Song by Mina

from the album Mina
- Released: 1964
- Length: 3:04
- Label: Ri-Fi
- Songwriter(s): Giorgio Calabrese, Carlo Alberto Rossi

Audio
- "E se domani" on YouTube

= E se domani =

"E se domani" ('And if tomorrow') is a 1964 Italian song composed by Carlo Alberto Rossi (music) and Giorgio Calabrese (lyrics). It premiered at the 14th edition of the Sanremo Music Festival with a double performance by Fausto Cigliano and Gene Pitney, and was brought to success by Mina.

== Overview ==
The song was entered into the main competition Sanremo Music Festival 1964. Before being assigned to Fausto Cigliano and Gene Pitney, Mia Martini was considered as a possible performer. Suffering from "pompous and banal arrangements", the song was eliminated from the competition, in what music critic Dario Salvatori described as "one of the most striking artistic blunders in the history of the festival".

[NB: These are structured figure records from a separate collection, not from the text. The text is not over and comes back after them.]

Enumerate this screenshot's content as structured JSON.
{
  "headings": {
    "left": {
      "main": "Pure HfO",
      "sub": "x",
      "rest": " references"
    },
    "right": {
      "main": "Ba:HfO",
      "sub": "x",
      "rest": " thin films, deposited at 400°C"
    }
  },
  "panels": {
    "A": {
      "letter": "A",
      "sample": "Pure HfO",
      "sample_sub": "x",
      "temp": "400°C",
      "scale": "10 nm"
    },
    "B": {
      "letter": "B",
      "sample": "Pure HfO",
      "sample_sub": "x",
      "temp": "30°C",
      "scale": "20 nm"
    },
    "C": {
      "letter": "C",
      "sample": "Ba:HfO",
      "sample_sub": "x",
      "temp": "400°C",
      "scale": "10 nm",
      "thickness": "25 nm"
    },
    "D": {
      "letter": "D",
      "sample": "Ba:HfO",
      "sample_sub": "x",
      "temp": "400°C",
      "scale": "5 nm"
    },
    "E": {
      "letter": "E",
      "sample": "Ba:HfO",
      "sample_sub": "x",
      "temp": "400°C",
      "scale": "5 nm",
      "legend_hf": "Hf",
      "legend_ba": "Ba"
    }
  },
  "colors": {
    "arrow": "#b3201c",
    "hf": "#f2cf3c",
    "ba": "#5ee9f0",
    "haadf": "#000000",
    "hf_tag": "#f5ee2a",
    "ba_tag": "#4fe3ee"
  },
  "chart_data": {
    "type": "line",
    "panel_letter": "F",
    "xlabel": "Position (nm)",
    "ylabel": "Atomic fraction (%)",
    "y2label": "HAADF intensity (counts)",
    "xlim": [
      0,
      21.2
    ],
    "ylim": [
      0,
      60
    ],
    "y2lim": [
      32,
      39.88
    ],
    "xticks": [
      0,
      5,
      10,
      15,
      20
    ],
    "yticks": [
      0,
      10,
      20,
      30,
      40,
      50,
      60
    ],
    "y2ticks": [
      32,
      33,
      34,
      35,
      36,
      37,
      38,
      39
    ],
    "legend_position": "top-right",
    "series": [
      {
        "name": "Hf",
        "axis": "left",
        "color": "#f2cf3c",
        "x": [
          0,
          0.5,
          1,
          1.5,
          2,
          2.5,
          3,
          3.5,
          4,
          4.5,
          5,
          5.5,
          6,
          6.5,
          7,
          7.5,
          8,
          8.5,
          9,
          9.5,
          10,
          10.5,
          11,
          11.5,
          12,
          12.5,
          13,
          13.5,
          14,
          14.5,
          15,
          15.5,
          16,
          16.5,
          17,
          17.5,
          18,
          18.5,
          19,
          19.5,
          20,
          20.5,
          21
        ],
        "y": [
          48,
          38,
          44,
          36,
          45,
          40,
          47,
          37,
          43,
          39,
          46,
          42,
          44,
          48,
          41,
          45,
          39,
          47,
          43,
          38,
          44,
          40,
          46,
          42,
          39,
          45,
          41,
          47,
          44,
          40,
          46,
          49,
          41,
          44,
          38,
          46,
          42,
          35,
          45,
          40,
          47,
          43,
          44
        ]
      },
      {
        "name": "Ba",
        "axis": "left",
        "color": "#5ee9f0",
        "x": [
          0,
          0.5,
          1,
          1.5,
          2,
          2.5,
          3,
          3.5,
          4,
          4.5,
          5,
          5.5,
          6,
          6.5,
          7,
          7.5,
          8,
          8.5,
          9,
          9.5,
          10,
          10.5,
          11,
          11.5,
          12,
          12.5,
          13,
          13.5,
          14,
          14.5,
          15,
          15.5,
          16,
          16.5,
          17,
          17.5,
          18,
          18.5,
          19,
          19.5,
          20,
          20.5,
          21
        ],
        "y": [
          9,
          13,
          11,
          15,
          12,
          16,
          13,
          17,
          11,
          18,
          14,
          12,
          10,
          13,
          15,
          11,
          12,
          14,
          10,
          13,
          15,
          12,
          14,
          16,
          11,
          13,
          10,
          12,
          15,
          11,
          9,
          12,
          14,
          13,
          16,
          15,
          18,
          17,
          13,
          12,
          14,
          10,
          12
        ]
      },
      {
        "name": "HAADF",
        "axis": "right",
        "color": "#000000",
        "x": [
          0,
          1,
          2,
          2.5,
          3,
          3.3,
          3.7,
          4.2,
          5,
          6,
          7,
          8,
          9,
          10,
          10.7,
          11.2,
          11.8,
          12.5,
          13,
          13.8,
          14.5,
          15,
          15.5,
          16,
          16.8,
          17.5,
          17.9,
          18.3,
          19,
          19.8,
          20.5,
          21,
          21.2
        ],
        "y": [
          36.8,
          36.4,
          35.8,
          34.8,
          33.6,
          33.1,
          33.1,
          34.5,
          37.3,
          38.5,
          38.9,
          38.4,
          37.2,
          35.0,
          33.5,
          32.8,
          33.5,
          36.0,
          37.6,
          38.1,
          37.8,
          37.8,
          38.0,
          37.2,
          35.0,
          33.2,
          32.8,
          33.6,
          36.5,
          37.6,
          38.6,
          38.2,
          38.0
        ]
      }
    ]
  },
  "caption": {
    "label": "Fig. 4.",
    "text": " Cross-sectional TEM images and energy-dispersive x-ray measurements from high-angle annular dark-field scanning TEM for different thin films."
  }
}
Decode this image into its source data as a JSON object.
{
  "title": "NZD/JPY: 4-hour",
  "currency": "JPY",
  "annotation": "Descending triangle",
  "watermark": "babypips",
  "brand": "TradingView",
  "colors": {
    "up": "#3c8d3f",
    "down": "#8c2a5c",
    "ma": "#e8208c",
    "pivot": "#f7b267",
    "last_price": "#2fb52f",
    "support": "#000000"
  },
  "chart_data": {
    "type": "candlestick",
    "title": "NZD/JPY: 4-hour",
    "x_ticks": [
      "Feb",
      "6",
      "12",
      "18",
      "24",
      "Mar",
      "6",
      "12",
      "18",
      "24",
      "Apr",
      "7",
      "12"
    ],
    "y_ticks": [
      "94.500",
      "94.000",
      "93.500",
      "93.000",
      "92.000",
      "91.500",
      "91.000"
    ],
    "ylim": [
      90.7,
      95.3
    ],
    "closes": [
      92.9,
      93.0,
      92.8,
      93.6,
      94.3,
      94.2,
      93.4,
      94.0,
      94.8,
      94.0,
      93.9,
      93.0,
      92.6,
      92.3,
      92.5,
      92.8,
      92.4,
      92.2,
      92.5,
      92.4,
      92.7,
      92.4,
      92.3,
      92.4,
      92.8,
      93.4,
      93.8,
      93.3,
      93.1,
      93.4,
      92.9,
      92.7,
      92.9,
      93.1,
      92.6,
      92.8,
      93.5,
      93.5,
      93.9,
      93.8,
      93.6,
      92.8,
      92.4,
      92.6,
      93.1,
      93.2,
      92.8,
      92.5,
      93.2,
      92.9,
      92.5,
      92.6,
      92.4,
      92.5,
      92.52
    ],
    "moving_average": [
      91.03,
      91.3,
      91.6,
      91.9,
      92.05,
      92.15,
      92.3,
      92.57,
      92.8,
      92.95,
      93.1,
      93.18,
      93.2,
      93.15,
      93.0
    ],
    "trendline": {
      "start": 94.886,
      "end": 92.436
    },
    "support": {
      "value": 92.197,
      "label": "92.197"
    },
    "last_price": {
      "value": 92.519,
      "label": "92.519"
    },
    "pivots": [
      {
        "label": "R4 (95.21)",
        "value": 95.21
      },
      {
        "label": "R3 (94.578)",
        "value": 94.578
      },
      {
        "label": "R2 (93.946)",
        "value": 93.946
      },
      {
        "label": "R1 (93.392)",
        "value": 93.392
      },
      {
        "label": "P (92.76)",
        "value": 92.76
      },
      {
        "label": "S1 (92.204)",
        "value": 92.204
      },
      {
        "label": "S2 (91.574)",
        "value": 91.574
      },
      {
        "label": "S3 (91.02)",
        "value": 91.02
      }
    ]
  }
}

A few months later, Carlo Alberto Rossi convinced Mina, who needed a song to wrap up her album, to record it. Mina's version eventually became a classic, with the song later recorded in more than a hundred cover versions. Mina also recorded the song in Spanish as "Y si mañana". Artists who covered the song include Dalida, Julio Iglesias, Amii Stewart, Giuseppe Di Stefano, Natalino Otto, Morgana King, Nilla Pizzi, Fausto Papetti, Lara Saint Paul, and Marisa Terzi.